Collaborative law differs from mediation in that both parties are legally represented, and the agreement is thrashed out jointly between the parties and their lawyers. In mediation a single individual, a mediator, is involved, who is not necessarily legally trained, and who helps the parties to settle their differences. The ultimate agreement usually needs to be finalised by lawyers anyway.

This system also differs from the usual adversarial nature of dealing with family-law disputes, where the lawyers for each side promote the interests of their client, where tactical positions are adopted as bargaining tools, and where the threat of court action is always waiting in the wings. While many cases settle without going to court, an amicable settlement, attempting to preserve civil relations between the parties and good co-parenting arrangements, is not the first priority.

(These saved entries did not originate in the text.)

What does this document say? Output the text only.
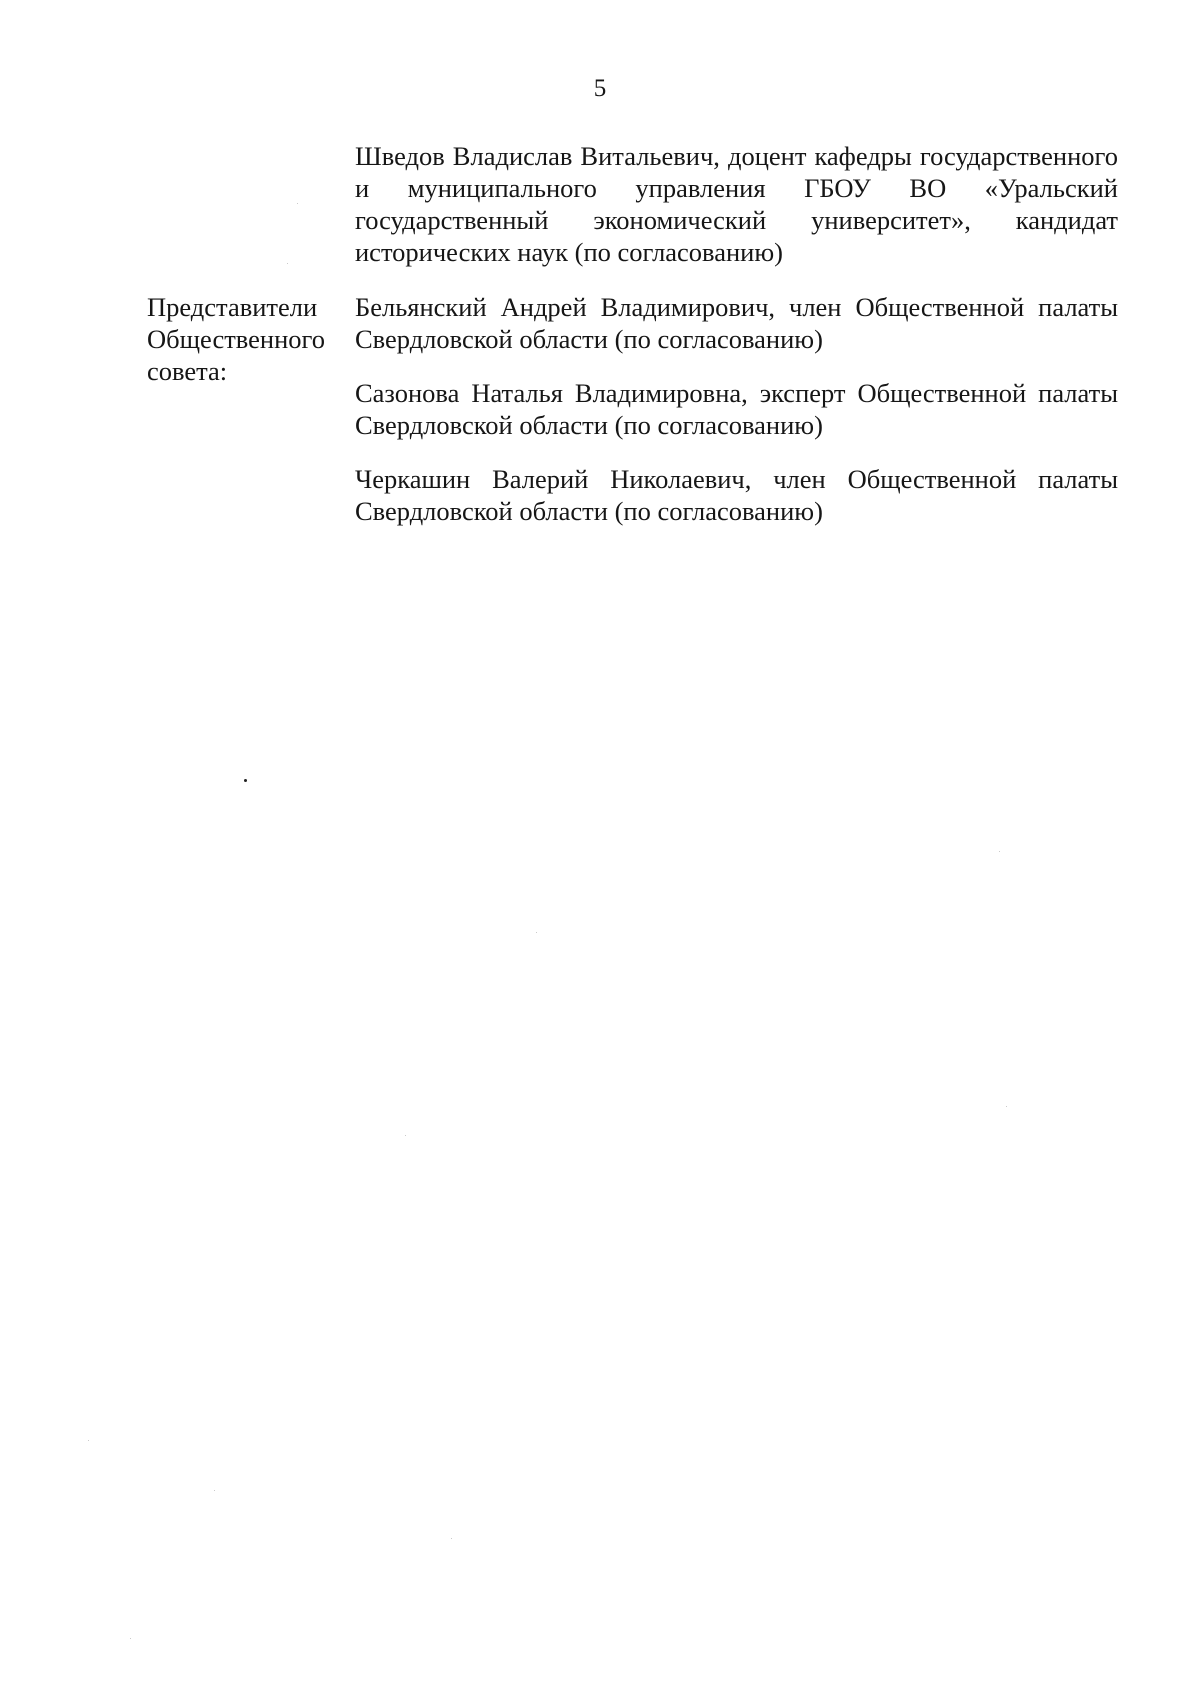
5
Шведов Владислав Витальевич, доцент кафедры государственного и муниципального управления ГБОУ ВО «Уральский государственный экономический университет», кандидат исторических наук (по согласованию)
Представители
Общественного
совета:
Бельянский Андрей Владимирович, член Общественной палаты Свердловской области (по согласованию)
Сазонова Наталья Владимировна, эксперт Общественной палаты Свердловской области (по согласованию)
Черкашин Валерий Николаевич, член Общественной палаты Свердловской области (по согласованию)
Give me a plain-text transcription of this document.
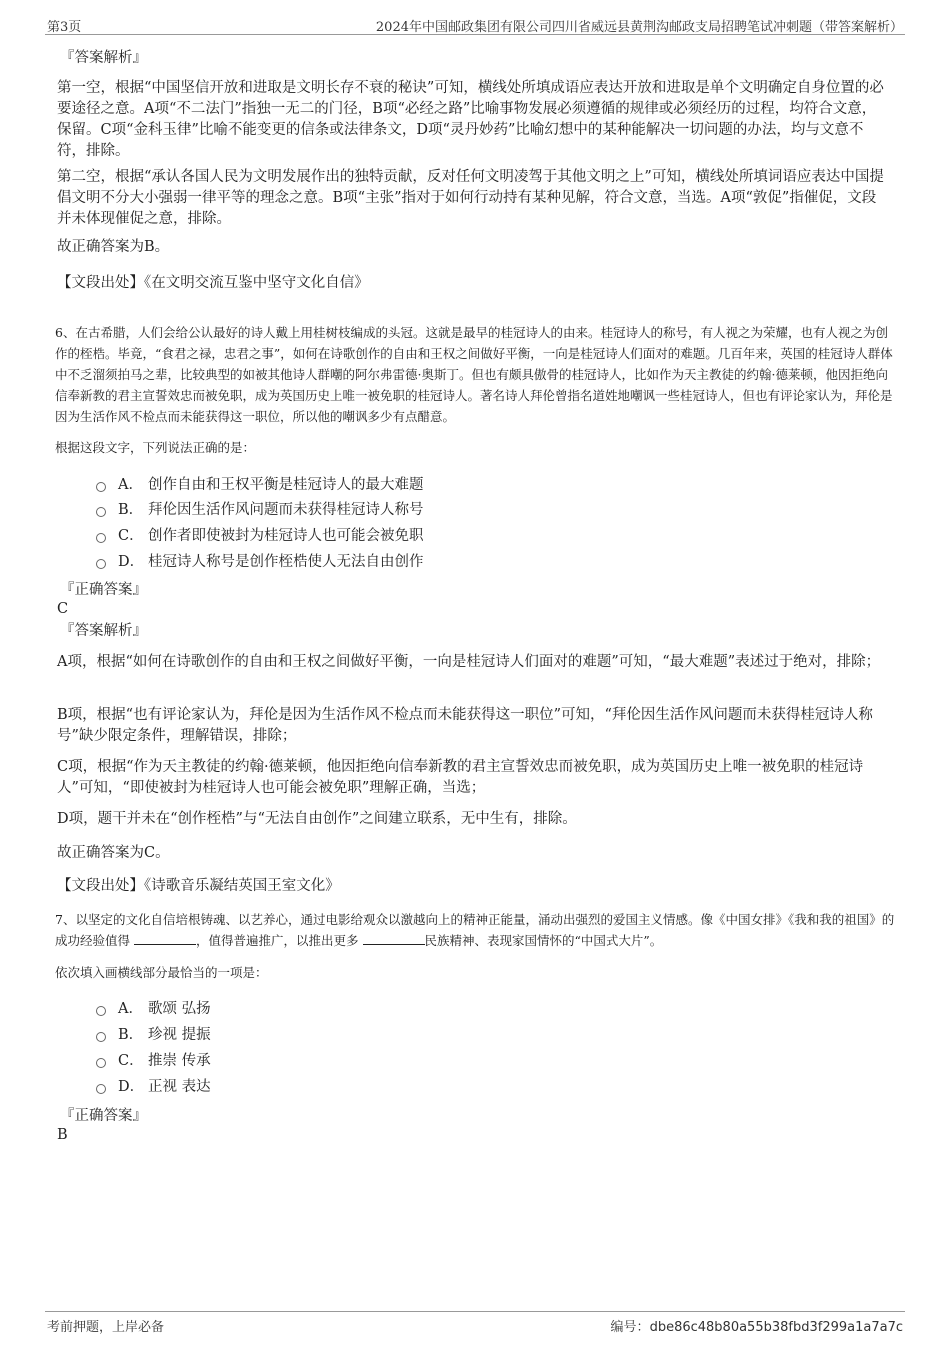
第3页	2024年中国邮政集团有限公司四川省威远县黄荆沟邮政支局招聘笔试冲刺题（带答案解析）
『答案解析』

第一空，根据“中国坚信开放和进取是文明长存不衰的秘诀”可知，横线处所填成语应表达开放和进取是单个文明确定自身位置的必要途径之意。A项“不二法门”指独一无二的门径，B项“必经之路”比喻事物发展必须遵循的规律或必须经历的过程，均符合文意，保留。C项“金科玉律”比喻不能变更的信条或法律条文，D项“灵丹妙药”比喻幻想中的某种能解决一切问题的办法，均与文意不符，排除。

第二空，根据“承认各国人民为文明发展作出的独特贡献，反对任何文明凌驾于其他文明之上”可知，横线处所填词语应表达中国提倡文明不分大小强弱一律平等的理念之意。B项“主张”指对于如何行动持有某种见解，符合文意，当选。A项“敦促”指催促，文段并未体现催促之意，排除。

故正确答案为B。

【文段出处】《在文明交流互鉴中坚守文化自信》

6、在古希腊，人们会给公认最好的诗人戴上用桂树枝编成的头冠。这就是最早的桂冠诗人的由来。桂冠诗人的称号，有人视之为荣耀，也有人视之为创作的桎梏。毕竟，“食君之禄，忠君之事”，如何在诗歌创作的自由和王权之间做好平衡，一向是桂冠诗人们面对的难题。几百年来，英国的桂冠诗人群体中不乏溜须拍马之辈，比较典型的如被其他诗人群嘲的阿尔弗雷德·奥斯丁。但也有颇具傲骨的桂冠诗人，比如作为天主教徒的约翰·德莱顿，他因拒绝向信奉新教的君主宣誓效忠而被免职，成为英国历史上唯一被免职的桂冠诗人。著名诗人拜伦曾指名道姓地嘲讽一些桂冠诗人，但也有评论家认为，拜伦是因为生活作风不检点而未能获得这一职位，所以他的嘲讽多少有点醋意。

根据这段文字，下列说法正确的是：

A． 创作自由和王权平衡是桂冠诗人的最大难题
B． 拜伦因生活作风问题而未获得桂冠诗人称号
C． 创作者即使被封为桂冠诗人也可能会被免职
D． 桂冠诗人称号是创作桎梏使人无法自由创作
『正确答案』
C
『答案解析』

A项，根据“如何在诗歌创作的自由和王权之间做好平衡，一向是桂冠诗人们面对的难题”可知，“最大难题”表述过于绝对，排除；

B项，根据“也有评论家认为，拜伦是因为生活作风不检点而未能获得这一职位”可知，“拜伦因生活作风问题而未获得桂冠诗人称号”缺少限定条件，理解错误，排除；

C项，根据“作为天主教徒的约翰·德莱顿，他因拒绝向信奉新教的君主宣誓效忠而被免职，成为英国历史上唯一被免职的桂冠诗人”可知，“即使被封为桂冠诗人也可能会被免职”理解正确，当选；

D项，题干并未在“创作桎梏”与“无法自由创作”之间建立联系，无中生有，排除。

故正确答案为C。

【文段出处】《诗歌音乐凝结英国王室文化》

7、以坚定的文化自信培根铸魂、以艺养心，通过电影给观众以激越向上的精神正能量，涌动出强烈的爱国主义情感。像《中国女排》《我和我的祖国》的成功经验值得	，值得普遍推广，以推出更多	民族精神、表现家国情怀的“中国式大片”。

依次填入画横线部分最恰当的一项是：

A． 歌颂 弘扬
B． 珍视 提振
C． 推崇 传承
D． 正视 表达
『正确答案』
B
考前押题，上岸必备	编号：dbe86c48b80a55b38fbd3f299a1a7a7c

In her leaflet describing collaborative law, Anne O'Neill asks each prospective client to consider a number of questions before opting for this process. They include: "Do I want a civilised, respectful resolution of the issues?" "Do I want to protect my children from the fallout associated with traditional court cases?" and "Do I want to retain control over decision-making, as opposed to leaving it to a judge."

O'Neill admits to evangelical zeal in promoting this type of family law, and says that in her practice, O'Driscoll's in Bandon, she has designed a room specifically for collaboration.

"It has a round table, which I believe to be essential, an up-beat painting oozing vitality, refreshing lilac curtains, comfortable chairs, a tea and coffee trolley, plants and even a very large amethyst rock. And I'm not finished yet!"

Finalising a separation or divorce through collaboration is not cheap, but it is cheaper than going to court. An average case, not involving additional experts, will cost each party about €6,000 plus Vat. An average case that goes to the Circuit Court, even if settled, costs each party about €12,000. This may also not be the final sum, and one or other party may return to court to have court orders varied, or to seek to have them implemented.

A divorce decree following the collaborative process must be granted by the court but this becomes a formality.

Of course, this collaborative process may not always work. One party may opt for it because it appears cheaper, rather than because he or she is really committed to a fair and amicable solution. Many meetings may take place with this party dragging their heels over disclosure of means, or arrangements for children, because he or she does not want to make any concessions to the estranged spouse. The process will then have to be abandoned.

This will end up even more stressful and expensive, as traditional style court-based family litigation will then be embarked upon, with a whole new set of lawyers, and a whole new set of legal costs.